Nvidia has presented the Vera Rubin NVL72 rack as the flagship form factor and said Rubin series silicon is now in production at its foundry partners, with partner hardware expected to ship in the second half of 2026. The company also outlined larger NVL configurations for more extreme scale.

A central piece of the platform is NVLink 6, the rack‑scale fabric Nvidia described as an ultra‑low latency, all‑to‑all switch that can deliver 3.6 TB/s of bandwidth per GPU and aggregate hundreds of terabytes per rack. Nvidia presented this as the mechanism that lets dozens of GPUs behave like a single, tightly coupled accelerator.

Nvidia also emphasized system‑level features beyond raw FLOPS. The roadmap adds a rack‑scale trusted execution environment—what the company markets as confidential computing across CPU, GPU and NVLink—and a new RAS stack designed for continuous operation and zero‑downtime testing. Those features are aimed at keeping large models and data secure while running at production scale.

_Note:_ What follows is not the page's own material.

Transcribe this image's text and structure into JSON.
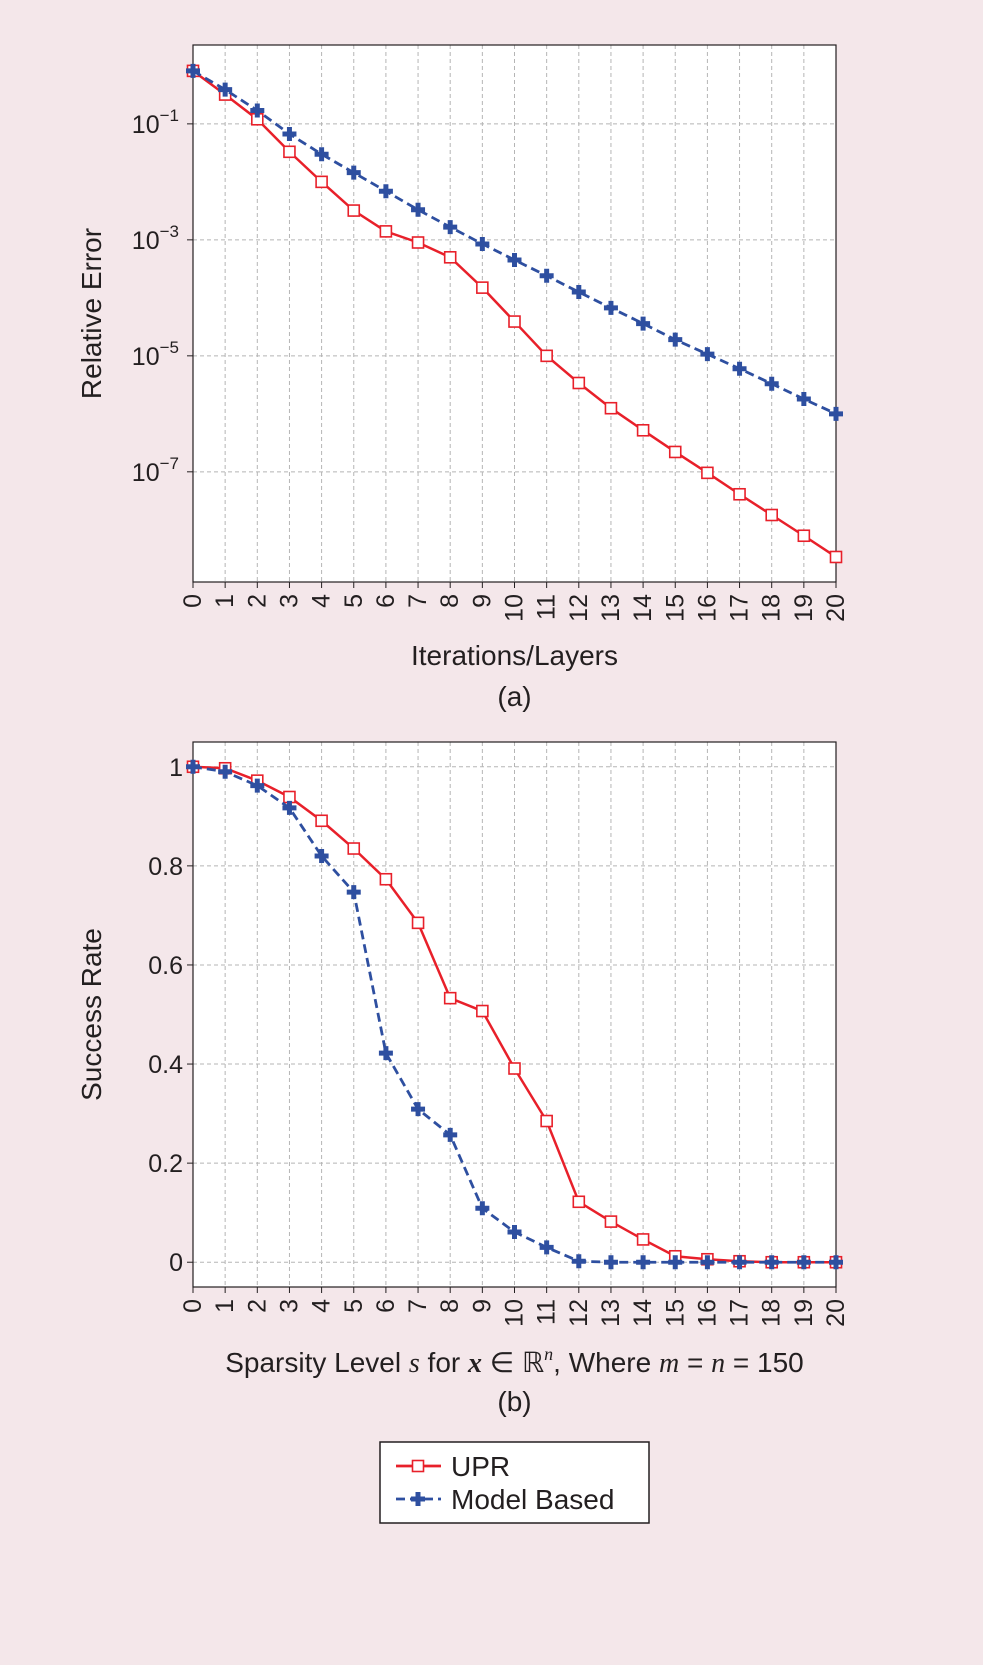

Nvidia pitched Vera Rubin as the fulcrum for what it calls agentic AI and “AI factory” deployments — environments that string many rack‑scale accelerators together for continuous training, reasoning, and multi‑phase inference. The company named cloud and hyperscale partners that plan early Rubin rollouts.

The vendor ecosystem surfaced at GTC illustrates how Vera Rubin is intended to reshape server supply chains. Cisco, Dell, HPE, Lenovo and Supermicro were listed as expected OEM partners to deliver Rubin‑based servers, and several cloud hosts were named as initial deployers. That list signals broad OEM engagement but also a tight dependency on a single platform design.

Nvidia’s corporate materials and independent writeups both say Rubin silicon and Vera CPU tape‑outs completed earlier and entered fabrication, and that sampling and production ramps kicked off in late 2025 and early 2026. Nvidia’s public timeline puts broad availability in H2 2026, though partners will stagger their offerings.

Beyond NVL72, Nvidia has previewed very large racks such as NVL576 and liquid‑cooled Kyber placements that push rack power into the hundreds of kilowatts. Those designs underline a trend toward megawatt‑class AI pods and will force data‑center operators to rethink cooling, floor space and power distribution.

Nvidia framed the Vera–Rubin effort as “extreme co‑design”: silicon, interconnect, networking, DPUs and software were developed together to hit sustained utilization and predictable latency rather than peak benchmarks alone. In practice that means new switch silicon, an updated DPU/SMX stack, and software for large‑model execution across the rack.

That breadth of co‑design also creates supply‑chain pressure points. Industry reporting flags risks around advanced packaging capacity, HBM4 memory ramps, and foundry schedules that could shape how fast OEMs and cloud providers can ship Rubin systems at scale. Customers and partners will watch availability windows closely.

For enterprises and cloud buyers, the platform promises consolidation: fewer, denser rack designs that can run training and long‑context reasoning workloads with lower overhead. But it also concentrates buying power and technical dependence, which could shift negotiating leverage toward platform owners and primary OEMs.

What to watch next: proof‑in‑production through partner rollouts in H2 2026, early performance and utilization data from cloud instances, and whether competing chip makers or open‑architecture server vendors can match the same level of co‑design. Nvidia’s GTC messages made clear that Rubins are meant for continuous, production‑grade AI — and the company says the ecosystem is ready to follow.